顔面をパソコンが嫌がるくらいにモニターに近づけた、
おっ!これは何か新手のパソコン処理か?
「だめだ・・・」
マックがつぶやく。
何だジタバタしてたのか。(苦笑)
「1回じゃ覚えられないよな、でもパソコンの
扱い方なれているじゃん」
「ええ、まあ・・・パソコンはよく使っていたので・・・
得意っていうか・・・」
案外調子に乗るタイプだ・・・やっぱり。
ヘッドフォンを中途半端に斜めにつけてマックが読書を始めた、
1.0倍→1.5倍→1.0倍→1.5倍
おそるおそるスピードを上げたり、下げたりしている。
新しい世界に踏み込むことをためらうように、
行ったり来たりしている。
予想以上の集中力で50分が終了。
「ふ~」と息をはき、ヘッドフォンをはずす。
「どう、面白かった?」
「ええ、まあ・・・」
ええ、まあ・・・には大分なれてきた。
本をこんなに長く読んだのは何年かぶりだという事だった。
ひどく疲れたが、本は面白かったということを
ポツリポツリと説明してくれた。

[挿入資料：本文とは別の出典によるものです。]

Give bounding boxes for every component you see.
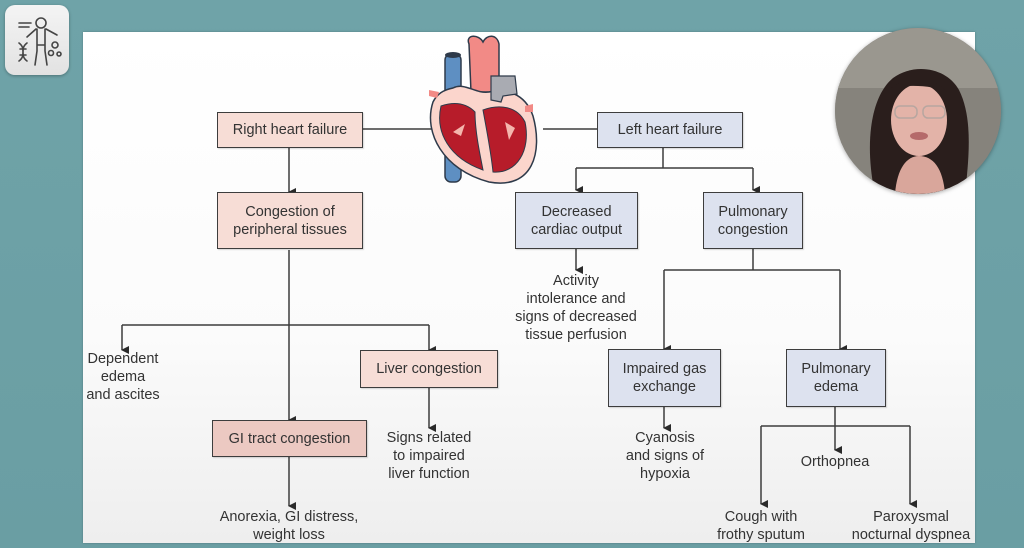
dependent-edema-text: Dependent edema and ascites	[86, 351, 160, 403]
left-heart-failure-label: Left heart failure	[617, 122, 723, 138]
congestion-peripheral-label: Congestion of peripheral tissues	[233, 203, 347, 238]
pnd-text: Paroxysmal nocturnal dyspnea	[851, 509, 971, 543]
human-body-dna-icon	[18, 17, 62, 66]
presenter-webcam-video	[835, 28, 1001, 194]
left-heart-failure-box: Left heart failure	[597, 112, 743, 148]
cough-text: Cough with frothy sputum	[717, 509, 805, 543]
liver-signs-text: Signs related to impaired liver function	[386, 430, 472, 482]
gi-tract-congestion-label: GI tract congestion	[228, 430, 351, 447]
slide: Right heart failure Congestion of periph…	[83, 32, 975, 543]
liver-congestion-label: Liver congestion	[376, 361, 482, 377]
heart-illustration-icon	[429, 35, 538, 184]
flow-connectors	[121, 128, 917, 510]
gi-signs-text: Anorexia, GI distress, weight loss	[219, 509, 359, 543]
cyanosis-text: Cyanosis and signs of hypoxia	[625, 430, 705, 482]
liver-congestion-box: Liver congestion	[360, 350, 498, 388]
presenter-webcam	[835, 28, 1001, 194]
pulmonary-edema-box: Pulmonary edema	[786, 349, 886, 407]
impaired-gas-exchange-label: Impaired gas exchange	[622, 361, 707, 395]
pulmonary-congestion-label: Pulmonary congestion	[717, 203, 789, 238]
pulmonary-edema-label: Pulmonary edema	[801, 361, 871, 395]
pulmonary-congestion-box: Pulmonary congestion	[703, 192, 803, 249]
orthopnea-text: Orthopnea	[800, 454, 870, 470]
impaired-gas-exchange-box: Impaired gas exchange	[608, 349, 721, 407]
gi-tract-congestion-box: GI tract congestion	[212, 420, 367, 457]
activity-intolerance-text: Activity intolerance and signs of decrea…	[515, 273, 637, 343]
decreased-cardiac-output-box: Decreased cardiac output	[515, 192, 638, 249]
app-logo[interactable]	[5, 5, 69, 75]
right-heart-failure-label: Right heart failure	[232, 122, 348, 138]
right-heart-failure-box: Right heart failure	[217, 112, 363, 148]
decreased-cardiac-output-label: Decreased cardiac output	[530, 203, 623, 238]
congestion-peripheral-box: Congestion of peripheral tissues	[217, 192, 363, 249]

マックの言葉使いは
とても丁寧で真っ直ぐだった。
「来週も来ていいですか・・・」
「おお、当然だよ絶対来いよ」
今日も体験のつもりだったのか(笑)、
自分が入室したことを理解していないのか?
まあ、いい。
読書記録
4月1日、「菊次郎とさき」、作者ビートたけし、
26ページ~97ページ、1.0→1.5→2.0、
高校生とは思えないつたない字ではあるが、
真っ直ぐなマックの性質をよく表した文字。
一言でいいからコメントを書くようにすすめたが、
今日もコメント部分は白紙だった。
自分でも変わろうして
もがいているように見える。
マックよガンバレ!!継続は力だ、君は元気になれる。
「また、来週な。さよなら」
「・・・さようなら、ありがとうございました」
小さくてか弱い声ではあるが、丁寧なあいさつだ。
マックが少し笑ったような
気がした。そんな気がした。
几帳面に鞄を肩から斜めにかけて、
マックがトボトボと帰ってゆく、
さよなら・・・また、来週会おう。
4階の窓からマックのうしろ姿を見送った。